For the most part, BTC is staying above $6,600, trying to find a ground. However, if Bitcoin jumps above $7k, trader Jonny Moe sees it going to $7,600 as “there's not much but air until 7.6.”
Meanwhile, altcoins are enjoying a much higher percentage of gains with XRP emerging as today’s winner among the top cryptos, up over 9% followed by BNB’s 6.18% gains.
Also, while Bitcoin has wiped out all the gains made in 2020, the likes of BSV (80%), Tezos (30%), Link (22%), Dash (58%), HBAR (147%), Kyber Network (157%) among others are still up considerably in a year-to-date basis.
V-bottom recovery & a week of capitulation just don't happen
Despite positive movement, things aren’t all good for the world's leading cryptocurrency.
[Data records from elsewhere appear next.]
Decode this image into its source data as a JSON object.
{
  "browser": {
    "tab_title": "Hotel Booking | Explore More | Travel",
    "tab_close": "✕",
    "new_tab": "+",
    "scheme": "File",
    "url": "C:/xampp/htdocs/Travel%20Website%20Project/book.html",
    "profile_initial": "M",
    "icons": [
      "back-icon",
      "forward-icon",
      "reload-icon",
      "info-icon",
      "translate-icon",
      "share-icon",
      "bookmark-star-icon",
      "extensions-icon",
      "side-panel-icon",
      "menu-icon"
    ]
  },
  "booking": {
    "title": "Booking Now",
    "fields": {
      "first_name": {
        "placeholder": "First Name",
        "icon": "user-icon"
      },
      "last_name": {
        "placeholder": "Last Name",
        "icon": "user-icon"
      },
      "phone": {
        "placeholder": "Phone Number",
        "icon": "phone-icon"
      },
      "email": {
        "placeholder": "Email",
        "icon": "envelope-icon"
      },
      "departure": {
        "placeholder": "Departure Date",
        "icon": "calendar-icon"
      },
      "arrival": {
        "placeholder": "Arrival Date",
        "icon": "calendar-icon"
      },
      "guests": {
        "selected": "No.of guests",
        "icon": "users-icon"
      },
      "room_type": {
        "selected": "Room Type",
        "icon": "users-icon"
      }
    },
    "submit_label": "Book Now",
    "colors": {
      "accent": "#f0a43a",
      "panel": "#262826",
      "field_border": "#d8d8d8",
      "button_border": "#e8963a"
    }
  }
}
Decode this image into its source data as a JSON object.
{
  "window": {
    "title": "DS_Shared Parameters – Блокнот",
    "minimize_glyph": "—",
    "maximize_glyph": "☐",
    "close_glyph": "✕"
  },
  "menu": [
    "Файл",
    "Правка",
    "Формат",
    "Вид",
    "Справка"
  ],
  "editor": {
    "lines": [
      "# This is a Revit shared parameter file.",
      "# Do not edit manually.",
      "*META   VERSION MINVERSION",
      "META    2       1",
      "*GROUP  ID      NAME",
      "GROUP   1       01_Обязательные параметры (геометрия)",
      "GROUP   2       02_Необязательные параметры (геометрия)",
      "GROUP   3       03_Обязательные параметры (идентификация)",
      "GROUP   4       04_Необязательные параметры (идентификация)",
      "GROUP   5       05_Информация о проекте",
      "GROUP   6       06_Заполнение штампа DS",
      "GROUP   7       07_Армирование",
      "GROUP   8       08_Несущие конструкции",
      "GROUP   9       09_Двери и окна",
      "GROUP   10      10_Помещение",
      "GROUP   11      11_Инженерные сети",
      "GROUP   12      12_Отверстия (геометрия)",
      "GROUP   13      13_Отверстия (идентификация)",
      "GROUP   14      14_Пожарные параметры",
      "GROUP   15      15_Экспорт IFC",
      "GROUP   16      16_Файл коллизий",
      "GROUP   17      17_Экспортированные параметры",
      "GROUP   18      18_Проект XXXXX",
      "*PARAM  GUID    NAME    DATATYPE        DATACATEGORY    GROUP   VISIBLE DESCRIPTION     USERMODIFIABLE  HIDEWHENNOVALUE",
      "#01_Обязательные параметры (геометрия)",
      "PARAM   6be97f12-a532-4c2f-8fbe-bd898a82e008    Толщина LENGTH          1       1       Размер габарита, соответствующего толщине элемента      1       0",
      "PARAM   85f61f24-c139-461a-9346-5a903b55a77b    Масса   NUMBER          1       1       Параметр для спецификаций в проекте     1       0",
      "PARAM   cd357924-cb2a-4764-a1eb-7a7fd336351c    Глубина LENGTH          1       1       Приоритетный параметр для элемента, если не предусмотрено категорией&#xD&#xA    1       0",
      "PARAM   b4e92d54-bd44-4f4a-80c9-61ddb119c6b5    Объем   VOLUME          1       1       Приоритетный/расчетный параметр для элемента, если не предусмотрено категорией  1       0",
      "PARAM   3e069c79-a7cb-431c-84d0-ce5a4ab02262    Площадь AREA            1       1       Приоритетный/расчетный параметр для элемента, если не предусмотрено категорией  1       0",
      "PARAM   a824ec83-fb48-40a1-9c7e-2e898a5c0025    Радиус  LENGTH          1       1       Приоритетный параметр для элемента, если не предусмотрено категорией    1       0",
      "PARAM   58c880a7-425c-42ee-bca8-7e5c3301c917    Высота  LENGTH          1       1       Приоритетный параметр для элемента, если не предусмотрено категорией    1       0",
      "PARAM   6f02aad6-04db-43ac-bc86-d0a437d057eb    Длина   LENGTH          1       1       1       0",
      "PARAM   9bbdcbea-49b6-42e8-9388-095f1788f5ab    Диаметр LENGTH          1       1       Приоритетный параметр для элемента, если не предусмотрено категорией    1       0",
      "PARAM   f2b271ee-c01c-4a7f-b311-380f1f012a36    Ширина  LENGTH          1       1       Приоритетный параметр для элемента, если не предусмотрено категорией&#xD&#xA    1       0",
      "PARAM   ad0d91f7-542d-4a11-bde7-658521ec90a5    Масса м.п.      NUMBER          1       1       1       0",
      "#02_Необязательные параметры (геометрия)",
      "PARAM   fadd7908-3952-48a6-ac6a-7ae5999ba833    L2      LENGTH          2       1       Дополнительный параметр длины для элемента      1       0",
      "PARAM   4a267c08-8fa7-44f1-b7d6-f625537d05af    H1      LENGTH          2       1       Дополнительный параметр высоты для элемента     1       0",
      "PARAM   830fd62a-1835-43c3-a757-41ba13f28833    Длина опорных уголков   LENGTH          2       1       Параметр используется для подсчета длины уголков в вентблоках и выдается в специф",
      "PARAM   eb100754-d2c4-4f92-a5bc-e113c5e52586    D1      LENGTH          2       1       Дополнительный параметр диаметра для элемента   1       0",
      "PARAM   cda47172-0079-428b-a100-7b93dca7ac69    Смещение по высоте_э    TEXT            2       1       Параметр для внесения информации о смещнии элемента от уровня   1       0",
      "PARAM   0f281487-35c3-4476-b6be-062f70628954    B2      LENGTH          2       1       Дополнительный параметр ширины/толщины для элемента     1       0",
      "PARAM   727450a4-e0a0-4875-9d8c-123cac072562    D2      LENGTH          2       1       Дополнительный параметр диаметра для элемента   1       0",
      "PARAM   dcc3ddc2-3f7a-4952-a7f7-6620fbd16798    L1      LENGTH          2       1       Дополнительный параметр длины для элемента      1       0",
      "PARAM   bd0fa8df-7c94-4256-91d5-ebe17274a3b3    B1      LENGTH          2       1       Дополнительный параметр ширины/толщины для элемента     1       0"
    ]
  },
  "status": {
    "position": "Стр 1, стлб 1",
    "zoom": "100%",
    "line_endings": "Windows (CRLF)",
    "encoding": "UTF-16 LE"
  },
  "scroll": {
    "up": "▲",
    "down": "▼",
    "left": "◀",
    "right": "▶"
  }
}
As we reported, some analysts are of the view that $3,850 might not be the bottom of this cycle and we could very well make our way back below $4,000 and $3,000.
The Bitcoin whale on crypto exchange Bitfinex, Joe 007 is also of the same opinion as he explained that capitulation just doesn't complete within a day with a V bottom recovery. He said sardonically,
“V-bottom recovery to the tune of 3K point up within a week of “capitulation” would be some unprecedented new price pattern for Bitcoin. “But this time it's different!” – oh, yes, of course. How silly of me to forget….”
The reason behind his bearish sentiments are the overleveraged miners that he previously said will be “unbelievably f—cked come halving,” as the cost of mining one bitcoin is currently more than 8% higher than the price of Bitcoin.
Miners selling more than mining & it had just started
Overleveraged miners getting unprofitable means millions worth of BTC would be liquidated, which has already started to take place.
On March 25th, Charlie Morris of ByteTree.com noted that miners have been selling more than they have been mining. He said,
“Miners today sold 2,788 against 1,588 mined. Slamming the market, yet the market takes it.”
Bitcoin miners are selling because they are in need of cash after the decline in BTC price rendered them unprofitable. The miners have already started shutting down their rigs as reflected in the 45% drop in the network hash rate in March.
However, the fact that difficulty adjustment saw its second-biggest decline means it has become easier to find a new block. As such, the hash rate has started to bounce back, jumping 10x from the lowest point on March 25th. This means miners are returning to the network indicating there is no capitulation or lack of confidence on miners’ part.
So, no way long on Bitcoin, yet
Despite the possible development, the Bitfinex whale believes this “delayed supply” is just the very first of the many batches to come to the market because these miners accumulated Bitcoin in anticipation of “mad gainz” from the upcoming reward halving in May 2020.
Come halving, in less than two months, the block rewards will be cut down in half from current 12.5 BTC to 6.25 bitcoins. The day after the market went through a violent sell-off, Joe007 wrote,
“Overleveraged miners still overleveraged and doubly fucked by coming halving. And L/S margin ratio still doesn't look too good TBH. I may have closed my shorts but it in no way means I'm ready to go all long, especially with leverage.”
Adding to his bleak short-term view, the bitcoin whale said instead of the supply reduction shock expected by everyone, he is “waiting for the delayed supply reentry shock to unfold.”